WNAM REPORT: Japan’s ruling Liberal Democratic Party (LDP) in a historic landslide victory secured more than a two-thirds majority in the House of Representatives in weekend snap elections, enabling Prime Minister Sanae Takaichi to push ahead with her conservative policy agenda, local media reported Monday.
The LDP and its coalition partner the Japan Innovation Party (JIP) won 354 seats in the 465-member lower house, setting the stage for Takaichi to stay on as prime minister after taking office last October, Kyodo news agency reported.
The LDP has also become the first party in postwar Japan to cross the two-thirds majority line of 310 seats in the lower house.
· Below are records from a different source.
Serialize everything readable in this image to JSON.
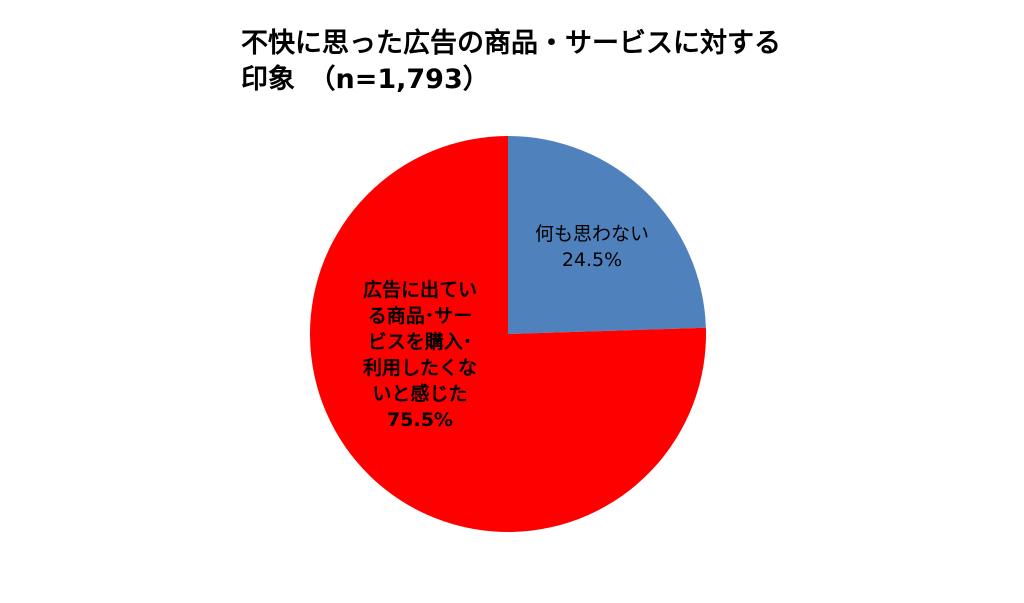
{
  "chart_data": {
    "type": "pie",
    "title_lines": [
      "不快に思った広告の商品・サービスに対する",
      "印象　（n=1,793）"
    ],
    "slices": [
      {
        "label_lines": [
          "何も思わない"
        ],
        "value": 24.5,
        "value_label": "24.5%",
        "color": "#4f81bd"
      },
      {
        "label_lines": [
          "広告に出てい",
          "る商品･サー",
          "ビスを購入･",
          "利用したくな",
          "いと感じた"
        ],
        "value": 75.5,
        "value_label": "75.5%",
        "color": "#ff0000"
      }
    ],
    "start_angle_deg": 0,
    "direction": "clockwise"
  }
}
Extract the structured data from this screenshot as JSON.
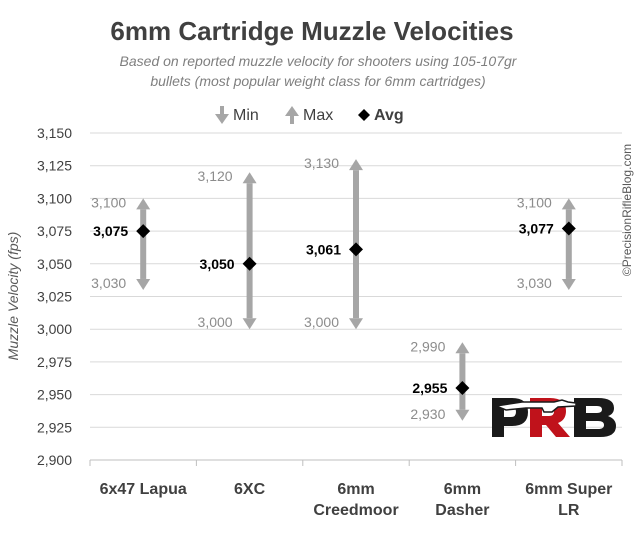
{
  "chart_data": {
    "type": "range",
    "title": "6mm Cartridge Muzzle Velocities",
    "subtitle_lines": [
      "Based on reported muzzle velocity for shooters using 105-107gr",
      "bullets (most popular weight class for 6mm cartridges)"
    ],
    "ylabel": "Muzzle Velocity (fps)",
    "ylim": [
      2900,
      3150
    ],
    "ytick_step": 25,
    "yticks": [
      "2,900",
      "2,925",
      "2,950",
      "2,975",
      "3,000",
      "3,025",
      "3,050",
      "3,075",
      "3,100",
      "3,125",
      "3,150"
    ],
    "grid": "horizontal",
    "categories": [
      [
        "6x47 Lapua"
      ],
      [
        "6XC"
      ],
      [
        "6mm",
        "Creedmoor"
      ],
      [
        "6mm",
        "Dasher"
      ],
      [
        "6mm Super",
        "LR"
      ]
    ],
    "series": [
      {
        "name": "Min",
        "values": [
          3030,
          3000,
          3000,
          2930,
          3030
        ],
        "labels": [
          "3,030",
          "3,000",
          "3,000",
          "2,930",
          "3,030"
        ]
      },
      {
        "name": "Max",
        "values": [
          3100,
          3120,
          3130,
          2990,
          3100
        ],
        "labels": [
          "3,100",
          "3,120",
          "3,130",
          "2,990",
          "3,100"
        ]
      },
      {
        "name": "Avg",
        "values": [
          3075,
          3050,
          3061,
          2955,
          3077
        ],
        "labels": [
          "3,075",
          "3,050",
          "3,061",
          "2,955",
          "3,077"
        ]
      }
    ],
    "legend": {
      "placement": "top-center",
      "entries": [
        "Min",
        "Max",
        "Avg"
      ]
    },
    "colors": {
      "range": "#a6a6a6",
      "avg": "#000000",
      "grid": "#d9d9d9",
      "logo_red": "#c0121b",
      "logo_black": "#1a1a1a"
    }
  },
  "watermark": "©PrecisionRifleBlog.com",
  "logo": "PRB"
}
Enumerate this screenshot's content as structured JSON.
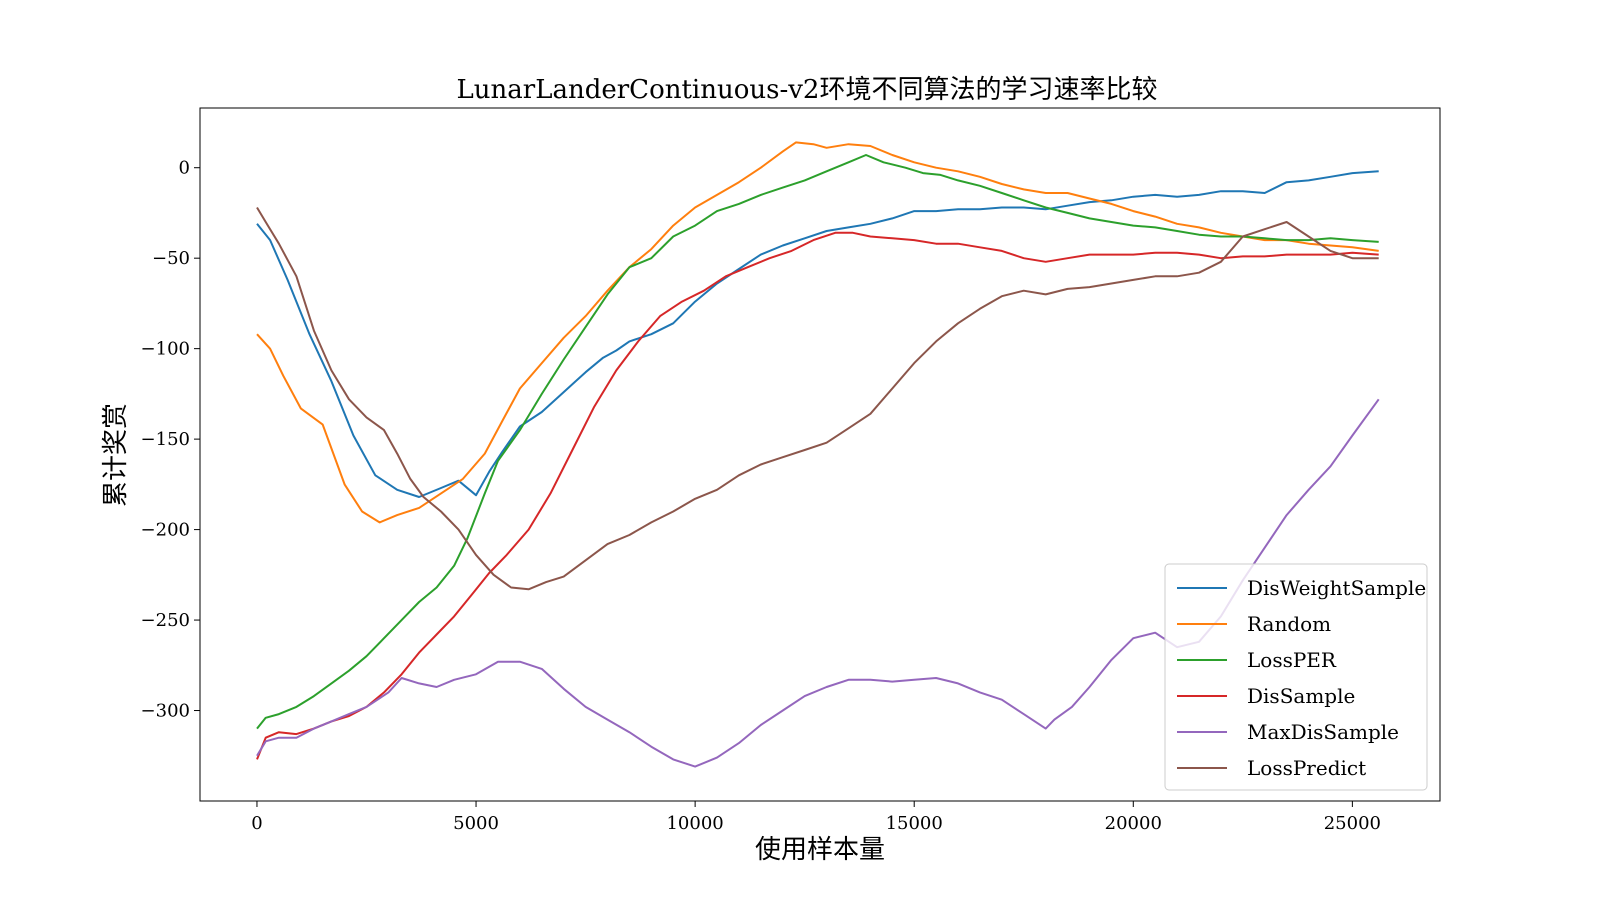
{
  "chart_data": {
    "type": "line",
    "title": "LunarLanderContinuous-v2环境不同算法的学习速率比较",
    "xlabel": "使用样本量",
    "ylabel": "累计奖赏",
    "xlim": [
      -1300,
      27000
    ],
    "ylim": [
      -350,
      33
    ],
    "xticks": [
      0,
      5000,
      10000,
      15000,
      20000,
      25000
    ],
    "yticks": [
      0,
      -50,
      -100,
      -150,
      -200,
      -250,
      -300
    ],
    "grid": false,
    "legend_position": "lower-right",
    "series": [
      {
        "name": "DisWeightSample",
        "color": "#1f77b4",
        "x": [
          0,
          300,
          700,
          1200,
          1700,
          2200,
          2700,
          3200,
          3700,
          4200,
          4600,
          5000,
          5300,
          5600,
          6000,
          6500,
          7000,
          7500,
          7900,
          8200,
          8500,
          9000,
          9500,
          10000,
          10500,
          11000,
          11500,
          12000,
          12500,
          13000,
          13500,
          14000,
          14500,
          15000,
          15500,
          16000,
          16500,
          17000,
          17500,
          18000,
          18500,
          19000,
          19500,
          20000,
          20500,
          21000,
          21500,
          22000,
          22500,
          23000,
          23500,
          24000,
          24500,
          25000,
          25600
        ],
        "y": [
          -31,
          -40,
          -62,
          -92,
          -118,
          -148,
          -170,
          -178,
          -182,
          -177,
          -173,
          -181,
          -168,
          -157,
          -143,
          -135,
          -124,
          -113,
          -105,
          -101,
          -96,
          -92,
          -86,
          -74,
          -64,
          -56,
          -48,
          -43,
          -39,
          -35,
          -33,
          -31,
          -28,
          -24,
          -24,
          -23,
          -23,
          -22,
          -22,
          -23,
          -21,
          -19,
          -18,
          -16,
          -15,
          -16,
          -15,
          -13,
          -13,
          -14,
          -8,
          -7,
          -5,
          -3,
          -2
        ]
      },
      {
        "name": "Random",
        "color": "#ff7f0e",
        "x": [
          0,
          300,
          600,
          1000,
          1500,
          2000,
          2400,
          2800,
          3200,
          3700,
          4200,
          4700,
          5200,
          5600,
          6000,
          6500,
          7000,
          7500,
          8000,
          8500,
          9000,
          9500,
          10000,
          10500,
          11000,
          11500,
          12000,
          12300,
          12700,
          13000,
          13500,
          14000,
          14500,
          15000,
          15500,
          16000,
          16500,
          17000,
          17500,
          18000,
          18500,
          19000,
          19500,
          20000,
          20500,
          21000,
          21500,
          22000,
          22500,
          23000,
          23500,
          24000,
          24500,
          25000,
          25600
        ],
        "y": [
          -92,
          -100,
          -115,
          -133,
          -142,
          -175,
          -190,
          -196,
          -192,
          -188,
          -180,
          -172,
          -158,
          -140,
          -122,
          -108,
          -94,
          -82,
          -68,
          -55,
          -45,
          -32,
          -22,
          -15,
          -8,
          0,
          9,
          14,
          13,
          11,
          13,
          12,
          7,
          3,
          0,
          -2,
          -5,
          -9,
          -12,
          -14,
          -14,
          -17,
          -20,
          -24,
          -27,
          -31,
          -33,
          -36,
          -38,
          -40,
          -40,
          -42,
          -43,
          -44,
          -46
        ]
      },
      {
        "name": "LossPER",
        "color": "#2ca02c",
        "x": [
          0,
          200,
          500,
          900,
          1300,
          1700,
          2100,
          2500,
          2900,
          3300,
          3700,
          4100,
          4500,
          4800,
          5200,
          5500,
          6000,
          6500,
          7000,
          7500,
          8000,
          8500,
          9000,
          9500,
          10000,
          10500,
          11000,
          11500,
          12000,
          12500,
          13000,
          13500,
          13900,
          14300,
          14800,
          15200,
          15600,
          16000,
          16500,
          17000,
          17500,
          18000,
          18500,
          19000,
          19500,
          20000,
          20500,
          21000,
          21500,
          22000,
          22500,
          23000,
          23500,
          24000,
          24500,
          25000,
          25600
        ],
        "y": [
          -310,
          -304,
          -302,
          -298,
          -292,
          -285,
          -278,
          -270,
          -260,
          -250,
          -240,
          -232,
          -220,
          -205,
          -180,
          -162,
          -145,
          -125,
          -106,
          -88,
          -70,
          -55,
          -50,
          -38,
          -32,
          -24,
          -20,
          -15,
          -11,
          -7,
          -2,
          3,
          7,
          3,
          0,
          -3,
          -4,
          -7,
          -10,
          -14,
          -18,
          -22,
          -25,
          -28,
          -30,
          -32,
          -33,
          -35,
          -37,
          -38,
          -38,
          -39,
          -40,
          -40,
          -39,
          -40,
          -41
        ]
      },
      {
        "name": "DisSample",
        "color": "#d62728",
        "x": [
          0,
          200,
          500,
          900,
          1300,
          1700,
          2100,
          2500,
          2900,
          3300,
          3700,
          4100,
          4500,
          4900,
          5300,
          5700,
          6200,
          6700,
          7200,
          7700,
          8200,
          8700,
          9200,
          9700,
          10200,
          10700,
          11200,
          11700,
          12200,
          12700,
          13200,
          13600,
          14000,
          14500,
          15000,
          15500,
          16000,
          16500,
          17000,
          17500,
          18000,
          18500,
          19000,
          19500,
          20000,
          20500,
          21000,
          21500,
          22000,
          22500,
          23000,
          23500,
          24000,
          24500,
          25000,
          25600
        ],
        "y": [
          -327,
          -315,
          -312,
          -313,
          -310,
          -306,
          -303,
          -298,
          -290,
          -280,
          -268,
          -258,
          -248,
          -236,
          -224,
          -214,
          -200,
          -180,
          -156,
          -132,
          -112,
          -96,
          -82,
          -74,
          -68,
          -60,
          -55,
          -50,
          -46,
          -40,
          -36,
          -36,
          -38,
          -39,
          -40,
          -42,
          -42,
          -44,
          -46,
          -50,
          -52,
          -50,
          -48,
          -48,
          -48,
          -47,
          -47,
          -48,
          -50,
          -49,
          -49,
          -48,
          -48,
          -48,
          -47,
          -48
        ]
      },
      {
        "name": "MaxDisSample",
        "color": "#9467bd",
        "x": [
          0,
          200,
          500,
          900,
          1300,
          1700,
          2100,
          2500,
          3000,
          3300,
          3700,
          4100,
          4500,
          5000,
          5500,
          6000,
          6500,
          7000,
          7500,
          8000,
          8500,
          9000,
          9500,
          10000,
          10500,
          11000,
          11500,
          12000,
          12500,
          13000,
          13500,
          14000,
          14500,
          15000,
          15500,
          16000,
          16500,
          17000,
          17500,
          18000,
          18200,
          18600,
          19000,
          19500,
          20000,
          20500,
          21000,
          21500,
          22000,
          22500,
          23000,
          23500,
          24000,
          24500,
          25000,
          25600
        ],
        "y": [
          -325,
          -317,
          -315,
          -315,
          -310,
          -306,
          -302,
          -298,
          -290,
          -282,
          -285,
          -287,
          -283,
          -280,
          -273,
          -273,
          -277,
          -288,
          -298,
          -305,
          -312,
          -320,
          -327,
          -331,
          -326,
          -318,
          -308,
          -300,
          -292,
          -287,
          -283,
          -283,
          -284,
          -283,
          -282,
          -285,
          -290,
          -294,
          -302,
          -310,
          -305,
          -298,
          -287,
          -272,
          -260,
          -257,
          -265,
          -262,
          -248,
          -228,
          -210,
          -192,
          -178,
          -165,
          -148,
          -128
        ]
      },
      {
        "name": "LossPredict",
        "color": "#8c564b",
        "x": [
          0,
          200,
          500,
          900,
          1300,
          1700,
          2100,
          2500,
          2900,
          3200,
          3500,
          3800,
          4200,
          4600,
          5000,
          5400,
          5800,
          6200,
          6600,
          7000,
          7500,
          8000,
          8500,
          9000,
          9500,
          10000,
          10500,
          11000,
          11500,
          12000,
          12500,
          13000,
          13500,
          14000,
          14500,
          15000,
          15500,
          16000,
          16500,
          17000,
          17500,
          18000,
          18500,
          19000,
          19500,
          20000,
          20500,
          21000,
          21500,
          22000,
          22500,
          23000,
          23500,
          24000,
          24500,
          25000,
          25600
        ],
        "y": [
          -22,
          -30,
          -42,
          -60,
          -90,
          -112,
          -128,
          -138,
          -145,
          -158,
          -172,
          -182,
          -190,
          -200,
          -214,
          -225,
          -232,
          -233,
          -229,
          -226,
          -217,
          -208,
          -203,
          -196,
          -190,
          -183,
          -178,
          -170,
          -164,
          -160,
          -156,
          -152,
          -144,
          -136,
          -122,
          -108,
          -96,
          -86,
          -78,
          -71,
          -68,
          -70,
          -67,
          -66,
          -64,
          -62,
          -60,
          -60,
          -58,
          -52,
          -38,
          -34,
          -30,
          -38,
          -46,
          -50,
          -50
        ]
      }
    ]
  }
}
This means it can move toward amending the constitution and enact bills even if they are rejected by the House of Councilors, where the ruling coalition remains in a minority.
“We bear an extremely heavy responsibility to focus on steadily delivering on the campaign pledges we have made,” Takaichi told state broadcaster NHK.
Opposition parties in total were only able to secure 111 seats compared to 230 in the previous house.
The election dealt a devastating blow to the newly launched major opposition Centrist Reform Alliance, whose seats fell sharply from 167 before the election to 49.
The development prompted the alliance’s co-leaders, Yoshihiko Noda and Tetsuo Saito, to hint at resigning over the outcome.
The JIP were only able to add two seats to its previous 34. The LDP and JIP did not coordinate their candidates in the election.
The Sanseito party, a populist group known for its “Japanese First” slogan, won 15 seats compared with two before the election, while Team Mirai secured its first seats in the lower house with 11.
Voter turnout stood at slightly over 56%, around 2 percentage points higher than the previous election.
Around 1,300 candidates contested for the 465 seats, with 289 elected from single-seat constituencies and 176 through proportional representation, where seats are allocated for parties based on votes received in 11 regional blocks across the country.